Se na sombra destas linhas está presente o texto Este Oeste Éden – que vai tomando de vez em quando a luz como por entre as ramagens de um bosque num bom dia de Verão – e por não ser ainda do vosso conhecimento, permitam-me que vos apresente o seu argumento, ainda que breve.

“O que é preciso é cultivar o nosso jardim”, diz Voltaire no final do seu Cândido. E será um lugar selvagem ou um lugar de cultura? Que gosto religioso é este, o do jardim? Que interesse amoroso existe em Carol, criadora de tudo o que há na obra e que vai manobrando espaço e personagens? Este Oeste Éden está dedicado a quem ainda acredita, pelo menos, no sonho de um jardim, que não ainda este. Há dois Tempos em Este Oeste Éden: “Universo” (antes e depois do nascimento de Joel, filho de Marian e de um desconhecido) e “Multiverso” (quando Joel com a sua mulher, Fátima, cuida da sua casa, do jardim, e os filhos crescem).

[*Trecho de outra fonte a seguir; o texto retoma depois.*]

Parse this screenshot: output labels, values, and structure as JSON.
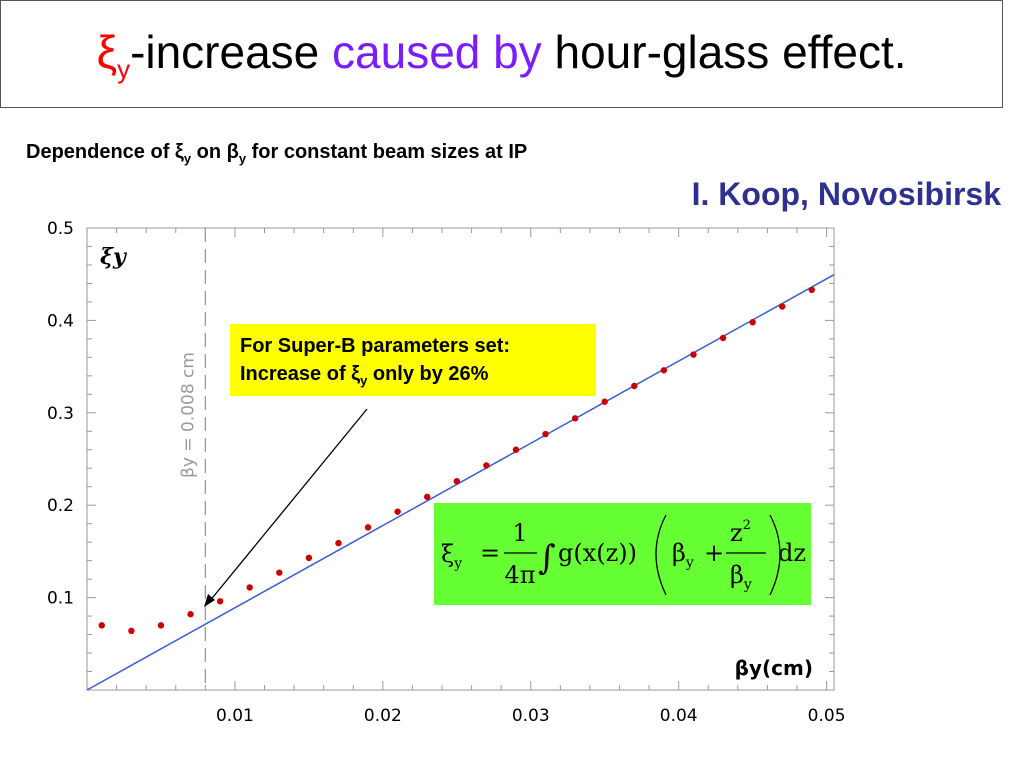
{
  "slide": {
    "title": {
      "xi": "ξ",
      "xi_sub": "y",
      "part1": "-increase ",
      "highlight": "caused by",
      "part2": " hour-glass effect."
    },
    "subtitle": {
      "p1": "Dependence of ξ",
      "s1": "y",
      "p2": " on β",
      "s2": "y",
      "p3": " for constant beam sizes at IP"
    },
    "author": "I. Koop, Novosibirsk",
    "note": {
      "line1": "For Super-B parameters set:",
      "line2_a": "Increase of ξ",
      "line2_sub": "y",
      "line2_b": " only by 26%"
    },
    "formula": {
      "lhs": "ξ",
      "lhs_sub": "y",
      "eq": "=",
      "num": "1",
      "den": "4π",
      "integral": "∫",
      "gx": "g(x(z))",
      "beta": "β",
      "beta_sub": "y",
      "plus": "+",
      "z2": "z",
      "z2_sup": "2",
      "den_beta": "β",
      "den_beta_sub": "y",
      "dz": "dz"
    }
  },
  "chart_data": {
    "type": "scatter",
    "x_label": "βy(cm)",
    "y_label": "ξy",
    "xlim": [
      0.0,
      0.0505
    ],
    "ylim": [
      0.0,
      0.5
    ],
    "x_ticks": [
      0.01,
      0.02,
      0.03,
      0.04,
      0.05
    ],
    "x_tick_labels": [
      "0.01",
      "0.02",
      "0.03",
      "0.04",
      "0.05"
    ],
    "y_ticks": [
      0.1,
      0.2,
      0.3,
      0.4,
      0.5
    ],
    "y_tick_labels": [
      "0.1",
      "0.2",
      "0.3",
      "0.4",
      "0.5"
    ],
    "vline": {
      "x": 0.008,
      "label": "βy = 0.008 cm"
    },
    "line": {
      "x": [
        0.0,
        0.05
      ],
      "y": [
        0.0,
        0.445
      ],
      "color": "#3b5bdb"
    },
    "points": {
      "color": "#cc0000",
      "x": [
        0.001,
        0.003,
        0.005,
        0.007,
        0.009,
        0.011,
        0.013,
        0.015,
        0.017,
        0.019,
        0.021,
        0.023,
        0.025,
        0.027,
        0.029,
        0.031,
        0.033,
        0.035,
        0.037,
        0.039,
        0.041,
        0.043,
        0.045,
        0.047,
        0.049
      ],
      "y": [
        0.07,
        0.064,
        0.07,
        0.082,
        0.096,
        0.111,
        0.127,
        0.143,
        0.159,
        0.176,
        0.193,
        0.209,
        0.226,
        0.243,
        0.26,
        0.277,
        0.294,
        0.312,
        0.329,
        0.346,
        0.363,
        0.381,
        0.398,
        0.415,
        0.433
      ]
    }
  }
}
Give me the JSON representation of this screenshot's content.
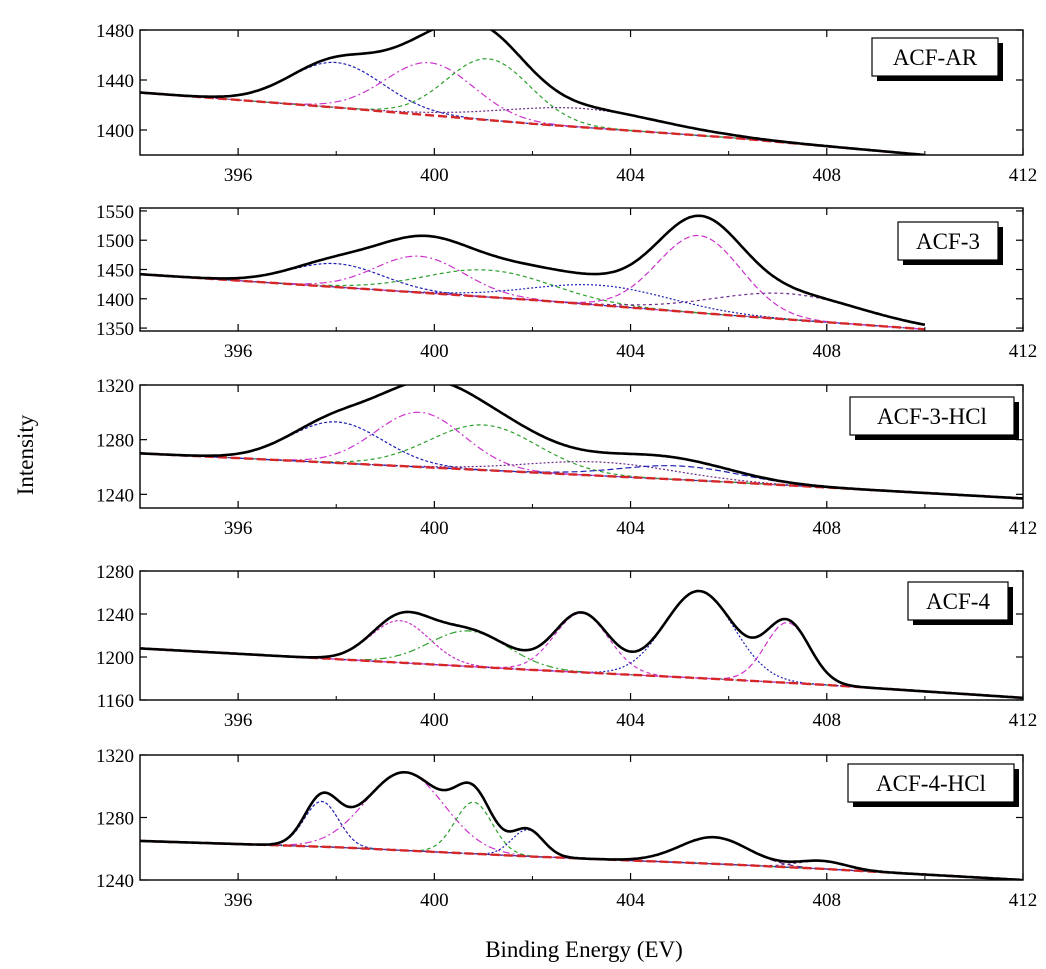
{
  "chart_data": {
    "type": "line",
    "ylabel": "Intensity",
    "xlabel": "Binding Energy (EV)",
    "xlim": [
      394,
      412
    ],
    "x_ticks": [
      396,
      400,
      404,
      408,
      412
    ],
    "colors": {
      "envelope": "#000000",
      "background": "#d62728",
      "comp_blue": "#1f1fb4",
      "comp_magenta": "#cc33cc",
      "comp_green": "#2ca02c",
      "comp_purple": "#6a2a8a"
    },
    "panels": [
      {
        "label": "ACF-AR",
        "ylim": [
          1380,
          1480
        ],
        "y_ticks": [
          1400,
          1440,
          1480
        ],
        "x_end": 410,
        "baseline": [
          [
            394,
            1430
          ],
          [
            398,
            1418
          ],
          [
            402,
            1405
          ],
          [
            406,
            1394
          ],
          [
            410,
            1380
          ]
        ],
        "components": [
          {
            "center": 398.0,
            "height": 36,
            "width": 0.95,
            "color": "comp_blue"
          },
          {
            "center": 399.9,
            "height": 42,
            "width": 0.9,
            "color": "comp_magenta"
          },
          {
            "center": 401.1,
            "height": 49,
            "width": 0.85,
            "color": "comp_green"
          },
          {
            "center": 403.0,
            "height": 15,
            "width": 1.6,
            "color": "comp_purple"
          }
        ]
      },
      {
        "label": "ACF-3",
        "ylim": [
          1345,
          1555
        ],
        "y_ticks": [
          1350,
          1400,
          1450,
          1500,
          1550
        ],
        "x_end": 410,
        "baseline": [
          [
            394,
            1442
          ],
          [
            398,
            1420
          ],
          [
            402,
            1398
          ],
          [
            406,
            1372
          ],
          [
            410,
            1348
          ]
        ],
        "components": [
          {
            "center": 398.0,
            "height": 40,
            "width": 0.95,
            "color": "comp_blue"
          },
          {
            "center": 399.7,
            "height": 62,
            "width": 0.9,
            "color": "comp_magenta"
          },
          {
            "center": 401.1,
            "height": 46,
            "width": 1.3,
            "color": "comp_green"
          },
          {
            "center": 403.4,
            "height": 34,
            "width": 1.4,
            "color": "comp_blue"
          },
          {
            "center": 405.4,
            "height": 132,
            "width": 0.85,
            "color": "comp_magenta"
          },
          {
            "center": 407.2,
            "height": 44,
            "width": 1.5,
            "color": "comp_purple"
          }
        ]
      },
      {
        "label": "ACF-3-HCl",
        "ylim": [
          1230,
          1320
        ],
        "y_ticks": [
          1240,
          1280,
          1320
        ],
        "x_end": 412,
        "baseline": [
          [
            394,
            1270
          ],
          [
            398,
            1263
          ],
          [
            402,
            1256
          ],
          [
            406,
            1249
          ],
          [
            408,
            1245
          ],
          [
            412,
            1237
          ]
        ],
        "components": [
          {
            "center": 398.0,
            "height": 30,
            "width": 0.95,
            "color": "comp_blue"
          },
          {
            "center": 399.7,
            "height": 40,
            "width": 0.9,
            "color": "comp_magenta"
          },
          {
            "center": 401.0,
            "height": 33,
            "width": 1.1,
            "color": "comp_green"
          },
          {
            "center": 403.4,
            "height": 10,
            "width": 1.5,
            "color": "comp_purple"
          },
          {
            "center": 405.0,
            "height": 10,
            "width": 1.2,
            "color": "comp_blue"
          }
        ]
      },
      {
        "label": "ACF-4",
        "ylim": [
          1160,
          1280
        ],
        "y_ticks": [
          1160,
          1200,
          1240,
          1280
        ],
        "x_end": 412,
        "baseline": [
          [
            394,
            1208
          ],
          [
            398,
            1198
          ],
          [
            402,
            1188
          ],
          [
            406,
            1179
          ],
          [
            408,
            1174
          ],
          [
            412,
            1162
          ]
        ],
        "components": [
          {
            "center": 399.3,
            "height": 39,
            "width": 0.6,
            "color": "comp_magenta"
          },
          {
            "center": 400.7,
            "height": 33,
            "width": 0.8,
            "color": "comp_green"
          },
          {
            "center": 403.0,
            "height": 55,
            "width": 0.55,
            "color": "comp_magenta"
          },
          {
            "center": 405.4,
            "height": 81,
            "width": 0.7,
            "color": "comp_blue"
          },
          {
            "center": 407.2,
            "height": 56,
            "width": 0.45,
            "color": "comp_magenta"
          }
        ]
      },
      {
        "label": "ACF-4-HCl",
        "ylim": [
          1240,
          1320
        ],
        "y_ticks": [
          1240,
          1280,
          1320
        ],
        "x_end": 412,
        "baseline": [
          [
            394,
            1265
          ],
          [
            398,
            1261
          ],
          [
            402,
            1255
          ],
          [
            406,
            1250
          ],
          [
            408,
            1247
          ],
          [
            412,
            1240
          ]
        ],
        "components": [
          {
            "center": 397.7,
            "height": 29,
            "width": 0.35,
            "color": "comp_blue"
          },
          {
            "center": 399.4,
            "height": 50,
            "width": 0.8,
            "color": "comp_magenta"
          },
          {
            "center": 400.8,
            "height": 33,
            "width": 0.38,
            "color": "comp_green"
          },
          {
            "center": 401.9,
            "height": 17,
            "width": 0.32,
            "color": "comp_blue"
          },
          {
            "center": 405.7,
            "height": 17,
            "width": 0.7,
            "color": "comp_purple"
          },
          {
            "center": 407.9,
            "height": 5,
            "width": 0.5,
            "color": "comp_purple"
          }
        ]
      }
    ]
  }
}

Universo: no jardim que é o mundo, Josen, um velho homem, caminha com a sua velha mulher, grávida de um outro homem, em direcção à casa com que sempre sonharam. Sabemos que é a guerra que tem alimentado a esperança de uma casa, num jardim. Diz Josen: “A humanidade é o que nos faz viver, e nós mantemos a humanidade viva.”. Há o amor entre eles, e diz Marian, grávida de outro homem (talvez até um anjo) : “Tu amas-me, Josen? Quero dizer, mesmo a sério?” Responde Josen: “Esse filho não é meu. Não achas que é amar-te a sério?” E mais tarde, Marian: “Precisávamos deste filho.” E diz Josen: “Precisávamos, sim. Agora somos uma família”. E ainda mais tarde, Marian: “Sabes… às vezes parece-me que quanto mais queremos compreender as coisas mais elas nos escapam. (…) Não achas que o mundo está a ficar com medo dos pobres?”. Marian dará à luz Joel e morrerá depois no bombardeamento de uma guerra, e Josen, com um agnus dei nos braços, nunca compreenderá nem aceitará.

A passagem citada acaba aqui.